Recently, largely due to emerging payment systems and new ways of conducting business online, there has been a trend developing among states that certain activity does not require money transmitter licensing. For example, several states have amended their statutes or issued regulatory guidance to indicate that a license is not needed if an entity is acting as an “agent of the payee” or as a “payment processor,” so long as certain conditions are met. In general, an agent of the payee is an entity that has a contractual relationship with the merchant or other ultimate payee such that payment to that entity constitutes, in effect, final payment. New York, for example, describes it as “any person authorized by a payee to receive funds on behalf of the payee and to deliver such funds received from the payor to the payee.” N.Y. Comp. Codes R. & Regs. tit. 3, § 406.2(l).
In a recent consent order, Vermont has indicated it will not join this trend. State regulators determined that “a technology platform [that] provide[s] an e-commerce marketplace that enables users to buy and sell items online on the platform and offers stored value accounts for platform users” was required to have a license under Vermont law.
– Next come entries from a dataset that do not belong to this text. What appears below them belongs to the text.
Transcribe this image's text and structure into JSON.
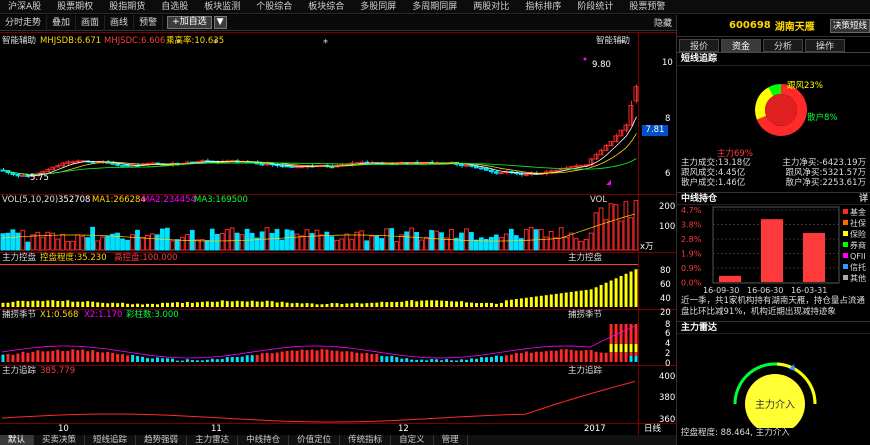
{
  "nav": [
    "沪深A股",
    "股票期权",
    "股指期货",
    "自选股",
    "板块监测",
    "个股综合",
    "板块综合",
    "多股同屏",
    "多周期同屏",
    "两股对比",
    "指标排序",
    "阶段统计",
    "股票预警"
  ],
  "toolbar": {
    "items": [
      "分时走势",
      "叠加",
      "画面",
      "画线",
      "预警"
    ],
    "add": "+加自选",
    "dropdown": "▼",
    "hide": "隐藏"
  },
  "main": {
    "label": "智能辅助",
    "mhjsdb": "MHJSDB:6.671",
    "mhjsdc": "MHJSDC:6.606",
    "rate": "乘高率:10.635",
    "right_label": "智能辅助",
    "y_ticks": [
      "10",
      "8",
      "6"
    ],
    "price_box": "7.81",
    "high": "9.80",
    "low": "5.75",
    "colors": {
      "up": "#ff2a2a",
      "down": "#00e0ff",
      "ma1": "#ffffff",
      "ma2": "#ffd700",
      "ma3": "#00ff3a"
    }
  },
  "vol": {
    "label": "VOL(5,10,20)",
    "v": "352708",
    "ma1": "MA1:266284",
    "ma2": "MA2:234454",
    "ma3": "MA3:169500",
    "right": "VOL",
    "y_ticks": [
      "200",
      "100"
    ],
    "unit": "x万"
  },
  "zlkp": {
    "name": "主力控盘",
    "deg": "控盘程度:35.230",
    "high": "高控盘:100.000",
    "right": "主力控盘",
    "y_ticks": [
      "80",
      "60",
      "40",
      "20"
    ]
  },
  "bzjj": {
    "name": "捕捞季节",
    "x1": "X1:0.568",
    "x2": "X2:1.170",
    "cz": "彩柱数:3.000",
    "right": "捕捞季节",
    "y_ticks": [
      "8",
      "6",
      "4",
      "2",
      "0"
    ]
  },
  "zlzz": {
    "name": "主力追踪",
    "val": "385.779",
    "right": "主力追踪",
    "y_ticks": [
      "400",
      "380",
      "360"
    ]
  },
  "xaxis": [
    "10",
    "11",
    "12",
    "2017"
  ],
  "sidetab": "日线",
  "bottom_tabs": [
    "默认",
    "买卖决策",
    "短线追踪",
    "趋势强弱",
    "主力雷达",
    "中线持仓",
    "价值定位",
    "传统指标",
    "自定义",
    "管理"
  ],
  "stock": {
    "code": "600698",
    "name": "湖南天雁",
    "btn": "决策短线"
  },
  "rtabs": [
    "报价",
    "资金",
    "分析",
    "操作"
  ],
  "short": {
    "title": "短线追踪",
    "pie": [
      {
        "label": "主力",
        "pct": 69,
        "color": "#ff2a2a"
      },
      {
        "label": "跟风",
        "pct": 23,
        "color": "#ffff00"
      },
      {
        "label": "散户",
        "pct": 8,
        "color": "#00ff00"
      }
    ],
    "labels": [
      "主力69%",
      "跟风23%",
      "散户8%"
    ],
    "rows": [
      [
        "主力成交:13.18亿",
        "主力净买:-6423.19万"
      ],
      [
        "跟风成交:4.45亿",
        "跟风净买:5321.57万"
      ],
      [
        "散户成交:1.46亿",
        "散户净买:2253.61万"
      ]
    ]
  },
  "mid": {
    "title": "中线持仓",
    "detail": "详",
    "yticks": [
      "4.7%",
      "3.8%",
      "2.8%",
      "1.9%",
      "0.9%",
      "0.0%"
    ],
    "xticks": [
      "16-09-30",
      "16-06-30",
      "16-03-31"
    ],
    "legend": [
      "基金",
      "社保",
      "保险",
      "券商",
      "QFII",
      "信托",
      "其他"
    ],
    "legend_colors": [
      "#ff2a2a",
      "#ff6600",
      "#ffff00",
      "#00ff00",
      "#ff00ff",
      "#3399ff",
      "#aaaaaa"
    ],
    "text": "近一季，共1家机构持有湖南天雁，持仓量占流通盘比环比减91%，机构近期出现减持迹象"
  },
  "radar": {
    "title": "主力雷达",
    "center": "主力介入",
    "deg": "控盘程度: 88.464, 主力介入"
  },
  "chart_data": [
    {
      "type": "bar",
      "title": "中线持仓",
      "categories": [
        "16-09-30",
        "16-06-30",
        "16-03-31"
      ],
      "values": [
        0.4,
        4.1,
        3.2
      ],
      "ylim": [
        0,
        4.7
      ]
    },
    {
      "type": "pie",
      "title": "短线追踪",
      "categories": [
        "主力",
        "跟风",
        "散户"
      ],
      "values": [
        69,
        23,
        8
      ]
    }
  ]
}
That was because, according to the consent order, the company was “accepting funds from buyers and transmitting those funds to sellers” and/or was “issuing stored value.” The consent order states point blank: “Vermont does not exempt a payment processor or an agent of a payee from licensure.”
There is not yet any indication that other states will follow Vermont’s lead. But many states have yet to conclusively indicate how their money transmitter law applies to particular players, such as agents of a payee or payment processors. Payments industry participants should carefully analyze their compliance obligations going forward and take care that any approach accounts for varying applications of these laws.